Editorial: Moxie’s collateral damage

In 2016, we celebrated Moxie Solar as the Fastest Growing Company in the Corridor with an amazing 536.27% revenue growth calculated over the previous three calendar years. By 2023 the company was no longer in business, and the fallout from this once shining star is now starting to become apparent thanks to Noah Tong’s exemplary investigative reporting for the CBJ.

It is not uncommon for companies to grow too fast. We have seen that several times over the past 14 years of publishing the CBJ’s Fastest Growing Companies list. Asoyia, Lattice Communications, Bochner Chocolate and Express Auto Delivery were all companies that made the fastest growing companies list, but were unable to sustain their growth and went out of business.

Moxie seemed different. 

Moxie even sustained their growth for a time by remarkably making the fastest growing companies list every year from 2016 through 2021. But making the fastest list and profitability are two very different metrics.

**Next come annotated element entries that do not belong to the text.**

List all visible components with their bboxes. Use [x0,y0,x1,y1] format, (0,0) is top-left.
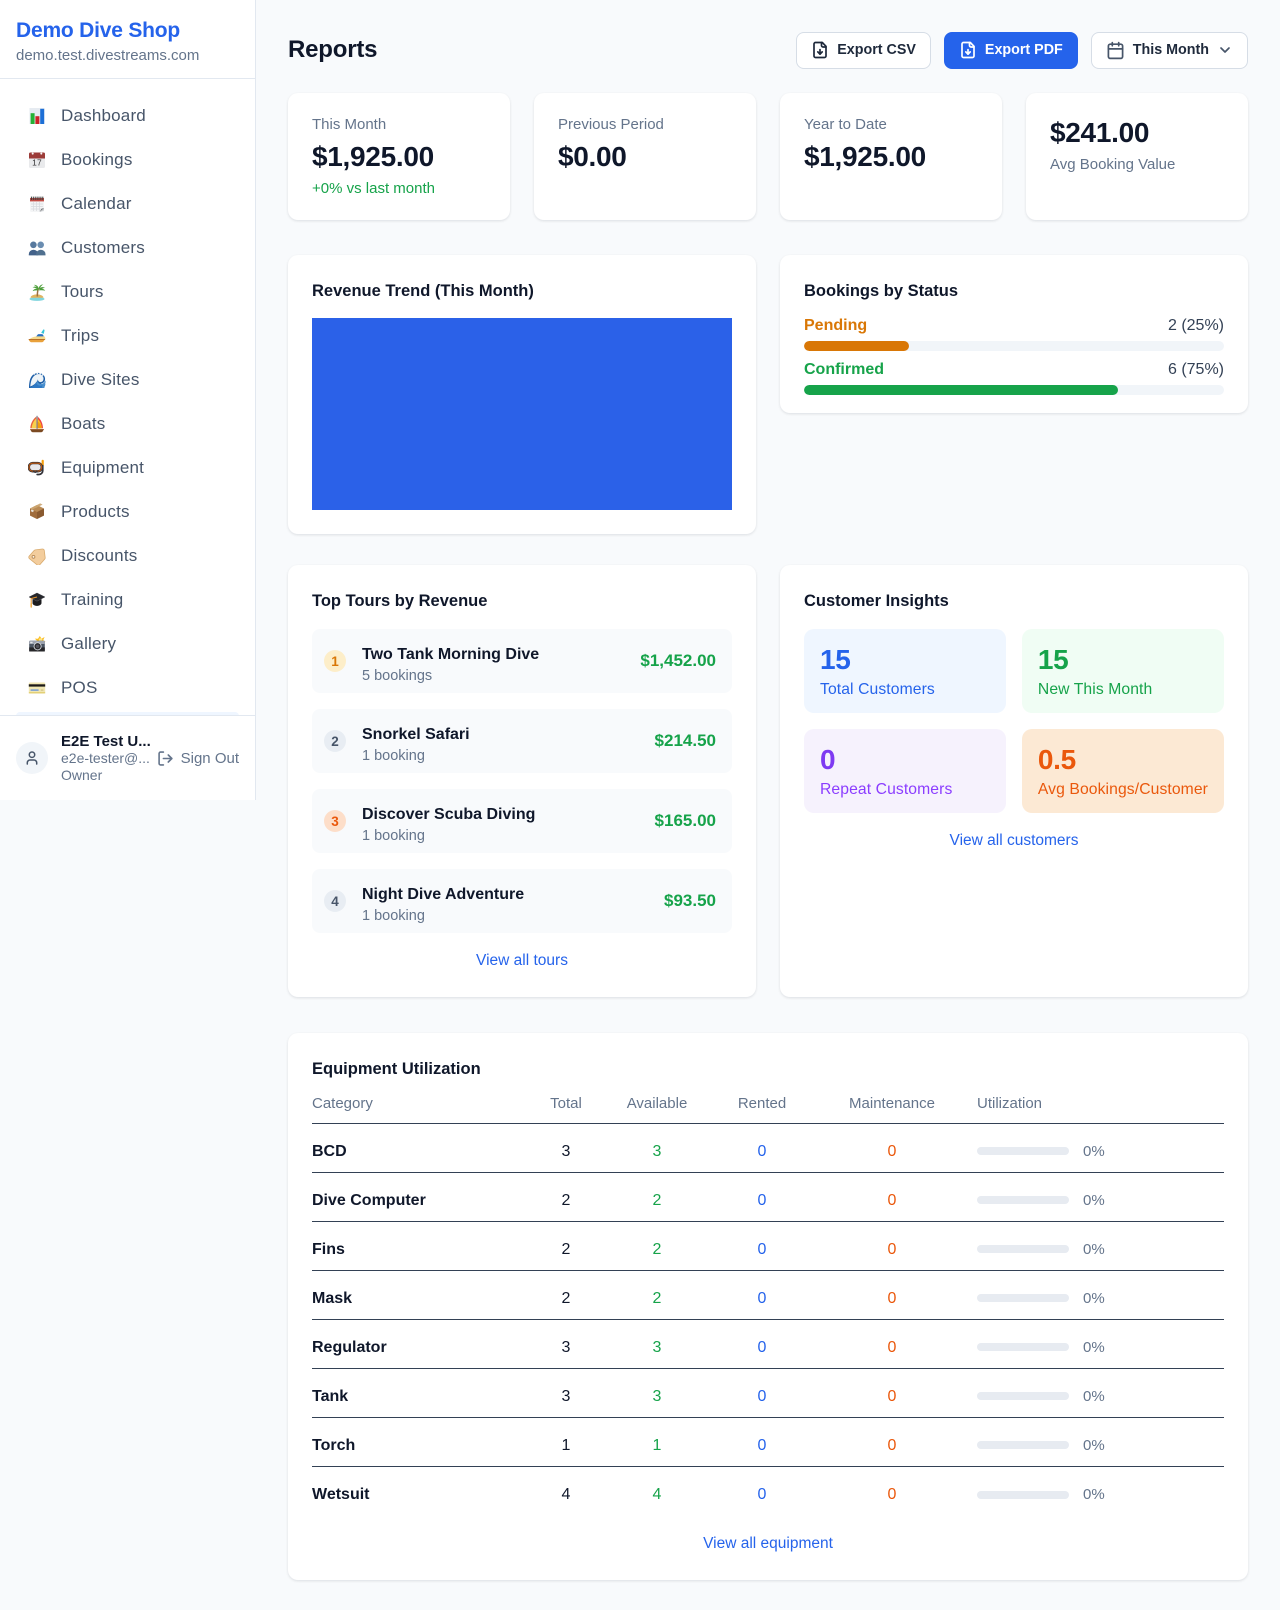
svg-text:17: 17 [32,158,42,168]
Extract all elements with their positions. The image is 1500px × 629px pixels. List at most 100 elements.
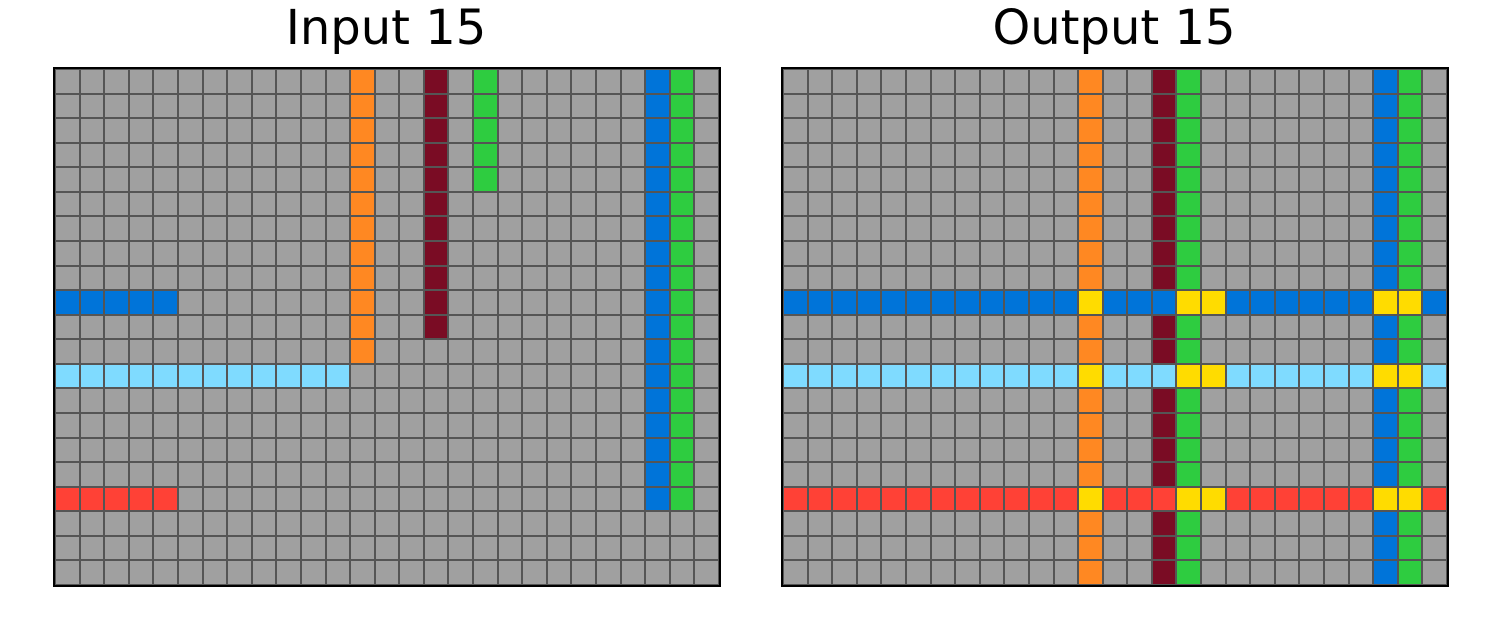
input-cell-gray [105,536,128,560]
input-cell-gray [572,192,596,216]
output-cell-gray [906,463,930,486]
output-cell-gray [1029,168,1053,191]
input-cell-gray [572,70,596,93]
output-cell-gray [808,266,832,290]
input-cell-gray [203,340,227,363]
input-cell-gray [375,364,399,388]
input-cell-green [670,94,694,118]
input-cell-orange [351,192,374,216]
output-cell-gray [857,340,881,363]
input-cell-gray [621,192,645,216]
output-cell-gray [857,192,881,216]
output-cell-gray [980,119,1004,142]
input-cell-gray [252,192,276,216]
output-cell-orange [1079,192,1102,216]
output-cell-gray [1226,143,1250,167]
output-cell-gray [833,340,856,363]
output-cell-gray [1202,119,1225,142]
input-cell-gray [523,512,546,535]
input-cell-blue [646,389,669,412]
output-cell-gray [906,536,930,560]
input-cell-gray [572,266,596,290]
output-cell-gray [808,463,832,486]
output-cell-green [1398,413,1422,437]
input-cell-blue [646,413,669,437]
output-cell-gray [833,192,856,216]
output-cell-yellow [1177,487,1201,511]
output-cell-gray [1054,536,1078,560]
input-cell-gray [228,241,251,265]
output-cell-gray [931,70,955,93]
input-cell-gray [547,438,571,462]
input-cell-gray [228,536,251,560]
input-cell-gray [695,217,718,240]
output-cell-gray [1325,536,1348,560]
output-cell-gray [1300,119,1324,142]
output-cell-red [808,487,832,511]
input-cell-gray [277,487,300,511]
output-cell-green [1398,536,1422,560]
input-cell-gray [178,217,202,240]
input-cell-gray [252,168,276,191]
output-cell-gray [1251,561,1274,584]
input-cell-gray [56,217,79,240]
output-cell-blue [1374,70,1397,93]
input-cell-gray [695,413,718,437]
output-cell-gray [906,94,930,118]
output-cell-gray [1325,217,1348,240]
output-cell-blue [1374,143,1397,167]
output-cell-gray [1349,192,1373,216]
output-cell-orange [1079,463,1102,486]
output-cell-gray [1275,438,1299,462]
output-cell-gray [1054,217,1078,240]
output-cell-gray [784,340,807,363]
output-cell-gray [1226,192,1250,216]
output-cell-gray [1054,512,1078,535]
input-cell-gray [154,119,177,142]
output-cell-yellow [1374,364,1397,388]
output-cell-red [980,487,1004,511]
output-cell-gray [931,266,955,290]
output-cell-gray [1029,561,1053,584]
input-cell-green [474,119,497,142]
input-cell-gray [154,340,177,363]
output-cell-gray [1325,241,1348,265]
output-cell-yellow [1177,364,1201,388]
output-cell-gray [1103,561,1127,584]
output-cell-maroon [1152,168,1176,191]
input-cell-gray [277,512,300,535]
output-cell-red [956,487,979,511]
output-cell-gray [833,315,856,339]
input-cell-gray [547,561,571,584]
output-cell-gray [1423,438,1446,462]
input-cell-gray [400,241,423,265]
output-cell-blue [1374,536,1397,560]
output-cell-gray [1202,143,1225,167]
output-cell-yellow [1079,291,1102,314]
output-cell-gray [906,512,930,535]
output-cell-orange [1079,561,1102,584]
output-cell-gray [833,266,856,290]
output-cell-gray [1423,266,1446,290]
output-cell-green [1177,536,1201,560]
input-cell-gray [597,413,620,437]
output-cell-green [1177,413,1201,437]
input-cell-gray [621,561,645,584]
output-cell-gray [1202,512,1225,535]
input-cell-blue [646,340,669,363]
input-cell-gray [252,561,276,584]
output-cell-gray [906,315,930,339]
input-cell-gray [326,487,350,511]
output-cell-gray [1054,340,1078,363]
input-cell-light-blue [178,364,202,388]
input-cell-gray [203,94,227,118]
output-cell-green [1398,561,1422,584]
output-cell-blue [1128,291,1151,314]
input-cell-gray [56,315,79,339]
output-cell-gray [956,217,979,240]
output-cell-gray [980,94,1004,118]
input-cell-gray [80,536,104,560]
input-cell-gray [621,315,645,339]
output-cell-gray [1423,143,1446,167]
input-cell-gray [523,266,546,290]
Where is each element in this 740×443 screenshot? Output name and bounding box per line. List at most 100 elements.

“The biggest issue they had, frankly, was they tried to grow too fast,” said Keith Fuglaar, Moxie’s CFO during the company’s final months, in a CBJ investigative news report.

What we haven’t seen from other fast growing companies’ failures is the level of collateral damage that was done with Moxie’s demise. Multiple lawsuits, unpaid or underpaid employees, and untold numbers of disgruntled clients remain in the wake of Moxie, putting a tarnish on this once-rising Corridor company.

The solar company founded by Jason Hall, a banker-turned-entrepreneur, was one of the so-called “gazelles”— fast growing companies that economic development organizations and city and state governments covet. 

Moxie also had the underpinnings of helping to fix climate change, which has become so politically intoxicating.

“What really kept us rolling was this vision, this dream that we had of being a company that was going to change the world and put Iowa on the map,” said Julian Vandervelde, a former vice president of sales for Moxie and a University of Iowa and NFL offensive lineman.

“We were trying to catch something that seemed untouchable,” he continued. “There’s a giant that is climate change. If we have the opportunity to … really chase this thing down, we have to take it.

“Sometimes your eyes get a little too big for your stomach.”

Moxie’s demise, exhaustively detailed by Mr. Tong, will become another textbook case of the entrepreneurial dilemma, which is described as a situation where entrepreneurs have to choose between multiple future courses of action concerning their firm, without sufficient information to make that choice.

It is clear that entrepreneurs and economic development officials will be examining this case for years to come to, hopefully, prevent it from happening again.